Purpose: This paper aims to investigate the repeatability of the Stereolithography (SLA) process and to provide reliable guidelines to minimize energy consumption without sacrificing part quality. To tackle these aims, an extensive experimental campaign has been conceived: two different machines (of the same model) have been operated in different production environment, specimens and parts with different orientations have been manufactured. Design/methodology/approach: A two-step experimental campaign has been carried out. In the first stage, surgical guides were printed with different positions and orientations with respect to the printing plate to investigate the link between energy consumption and printing configuration. In the second stage, the repeatability of the process has been studied, dog bone specimens, accuracy cubes and surgical guides have been printed with two printers operating in two different production environments.

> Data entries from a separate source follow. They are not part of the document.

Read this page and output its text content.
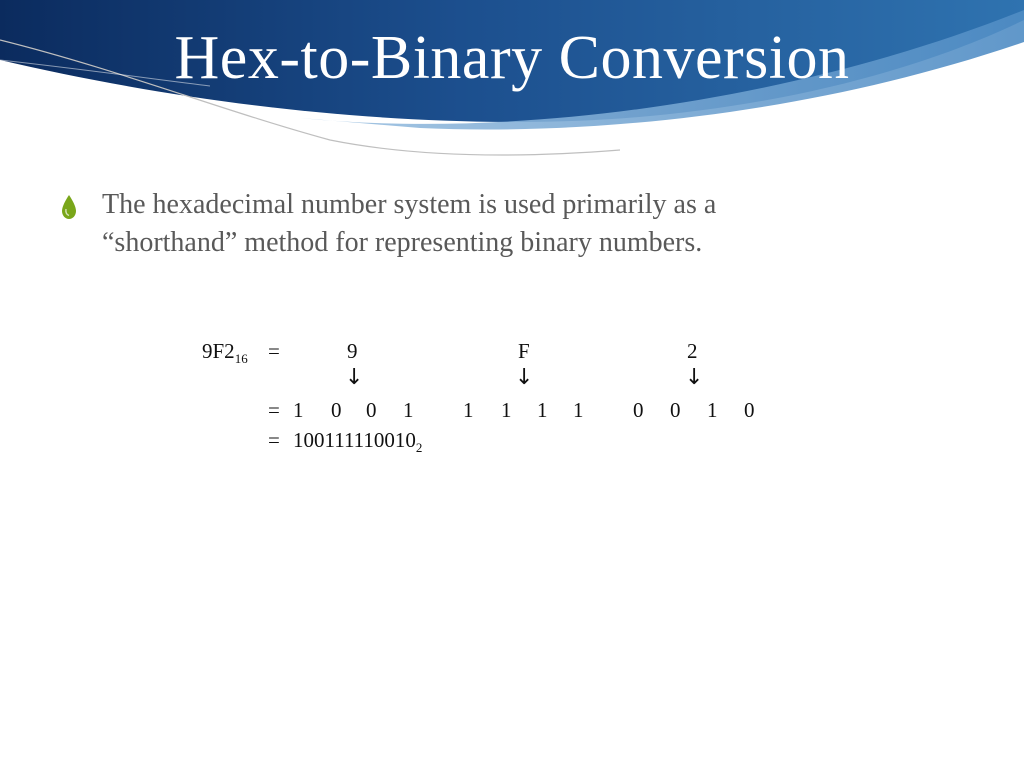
Hex-to-Binary Conversion
The hexadecimal number system is used primarily as a
“shorthand” method for representing binary numbers.
$9F2_{16}$ =	9	F	2
↓	↓	↓
= 1 0 0 1 1 1 1 1 0 0 1 0
= $100111110010_2$
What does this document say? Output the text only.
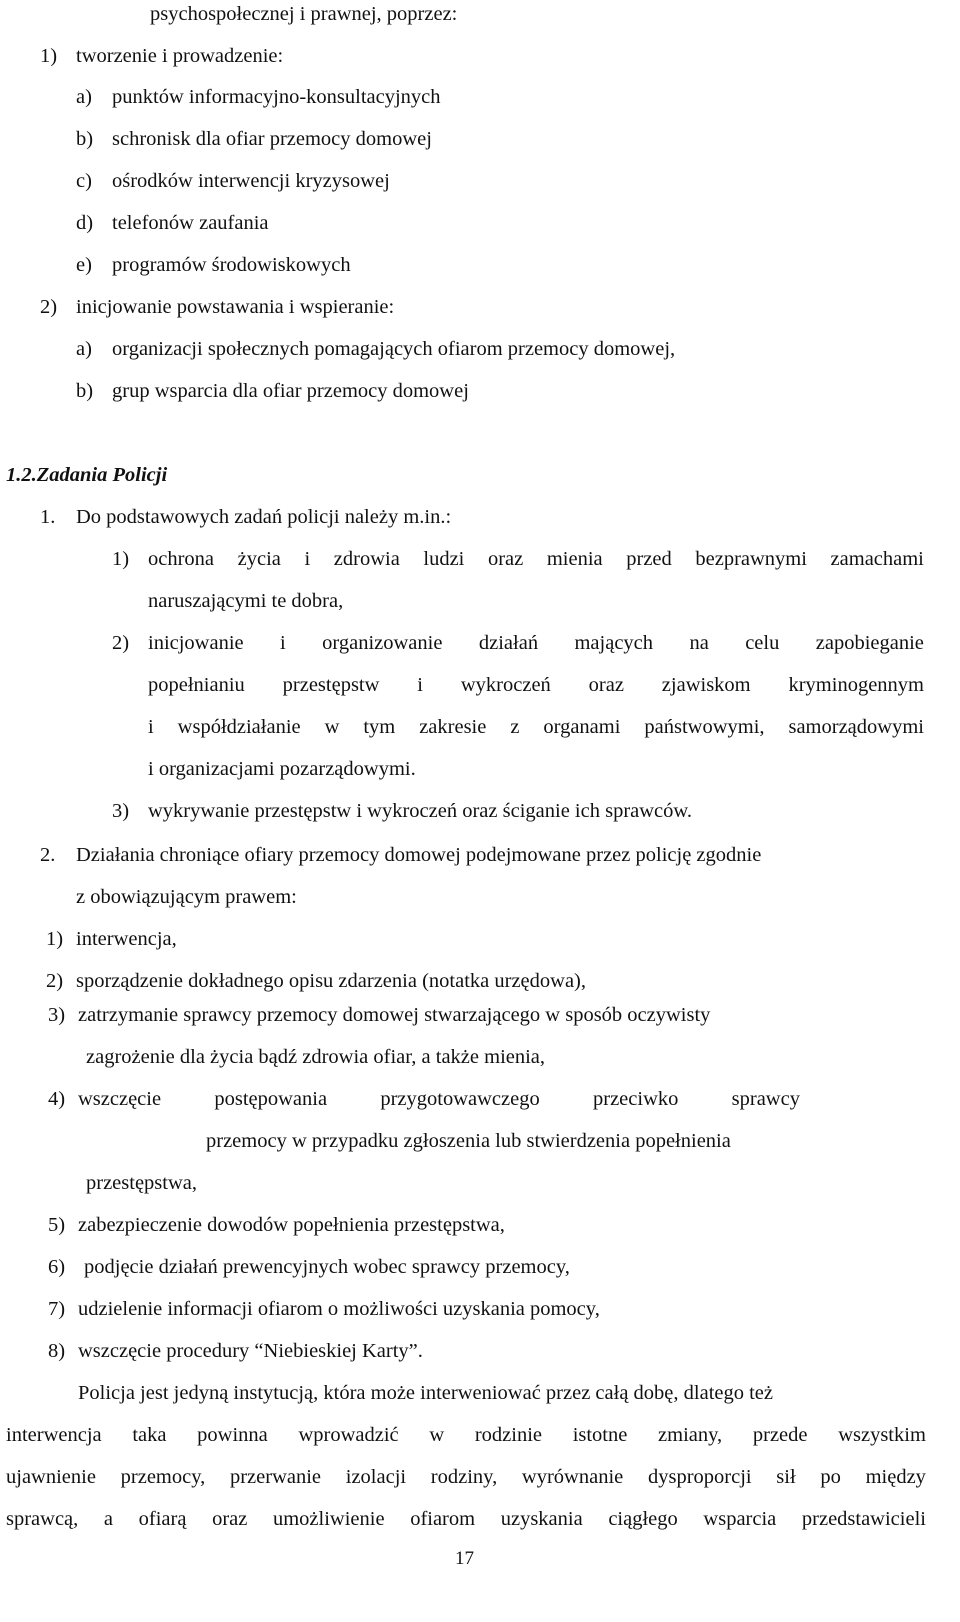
psychospołecznej i prawnej, poprzez:
1) tworzenie i prowadzenie:
a) punktów informacyjno-konsultacyjnych
b) schronisk dla ofiar przemocy domowej
c) ośrodków interwencji kryzysowej
d) telefonów zaufania
e) programów środowiskowych
2) inicjowanie powstawania i wspieranie:
a) organizacji społecznych pomagających ofiarom przemocy domowej,
b) grup wsparcia dla ofiar przemocy domowej
1.2.Zadania Policji
1. Do podstawowych zadań policji należy m.in.:
1) ochrona życia i zdrowia ludzi oraz mienia przed bezprawnymi zamachami
naruszającymi te dobra,
2) inicjowanie i organizowanie działań mających na celu zapobieganie
popełnianiu przestępstw i wykroczeń oraz zjawiskom kryminogennym
i współdziałanie w tym zakresie z organami państwowymi, samorządowymi
i organizacjami pozarządowymi.
3) wykrywanie przestępstw i wykroczeń oraz ściganie ich sprawców.
2. Działania chroniące ofiary przemocy domowej podejmowane przez policję zgodnie
z obowiązującym prawem:
1) interwencja,
2) sporządzenie dokładnego opisu zdarzenia (notatka urzędowa),
3) zatrzymanie sprawcy przemocy domowej stwarzającego w sposób oczywisty
zagrożenie dla życia bądź zdrowia ofiar, a także mienia,
4) wszczęcie	postępowania	przygotowawczego	przeciwko	sprawcy
przemocy w przypadku zgłoszenia lub stwierdzenia popełnienia
przestępstwa,
5) zabezpieczenie dowodów popełnienia przestępstwa,
6) podjęcie działań prewencyjnych wobec sprawcy przemocy,
7) udzielenie informacji ofiarom o możliwości uzyskania pomocy,
8) wszczęcie procedury “Niebieskiej Karty”.
Policja jest jedyną instytucją, która może interweniować przez całą dobę, dlatego też
interwencja taka powinna wprowadzić w rodzinie istotne zmiany, przede wszystkim
ujawnienie przemocy, przerwanie izolacji rodziny, wyrównanie dysproporcji sił po między
sprawcą, a ofiarą oraz umożliwienie ofiarom uzyskania ciągłego wsparcia przedstawicieli
17
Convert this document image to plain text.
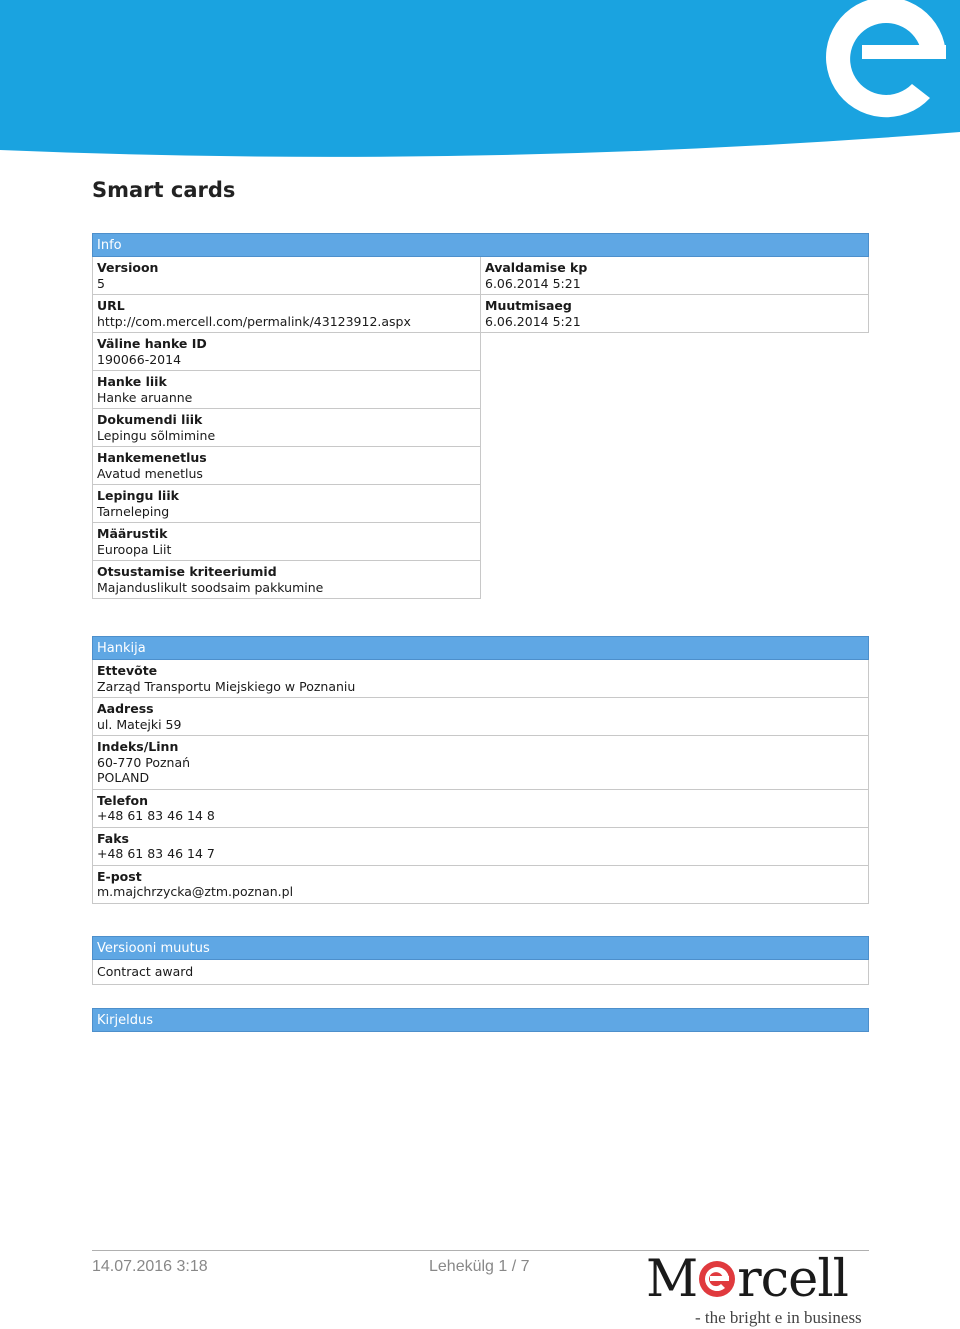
Smart cards
Info
Versioon
5
URL
http://com.mercell.com/permalink/43123912.aspx
Väline hanke ID
190066-2014
Hanke liik
Hanke aruanne
Dokumendi liik
Lepingu sõlmimine
Hankemenetlus
Avatud menetlus
Lepingu liik
Tarneleping
Määrustik
Euroopa Liit
Otsustamise kriteeriumid
Majanduslikult soodsaim pakkumine
Avaldamise kp
6.06.2014 5:21
Muutmisaeg
6.06.2014 5:21
Hankija
Ettevõte
Zarząd Transportu Miejskiego w Poznaniu
Aadress
ul. Matejki 59
Indeks/Linn
60-770 Poznań
POLAND
Telefon
+48 61 83 46 14 8
Faks
+48 61 83 46 14 7
E-post
m.majchrzycka@ztm.poznan.pl
Versiooni muutus
Contract award
Kirjeldus
14.07.2016 3:18	Lehekülg 1 / 7 M rcell
- the bright e in business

Energy consumption, mechanical properties and dimensional accuracy have been measured as reference output to assess the repeatability and the energy consumption of the process. Findings: Repeatability was found to be quite stable and reliable by using the same machine in the same production environment. In particular, by varying machine and production environments, variability was found to be low in dimensional accuracy and high for mechanical properties since they are affected by resin temperature, room temperature and the electrical system of the building. Thus, in this study, it was found that the production environment plays a non-negligible role in the output of the manufacturing processes, and it is necessary to be considered especially for scaling up 3D printing. Originality/value: Additive manufacturing (AM) parts production for biomedicine represents a prosumer-oriented phenomenon. This market relies on the repeatability of the printing process which is where the AM processes usually fall short. Moreover, this increasing demand needs to be properly managed to pursue sustainable development, thus responsible energy consumption is mandatory. Nevertheless, energy consumption to manufacture 3D printed parts on a large scale represents a non-negligible aspect that still has not been well considered in the literature. The joint investigation of energy consumption, mechanical properties and dimensional accuracy to evaluate the repeatability and energy efficiency of SLA parts represents the novelty of this study.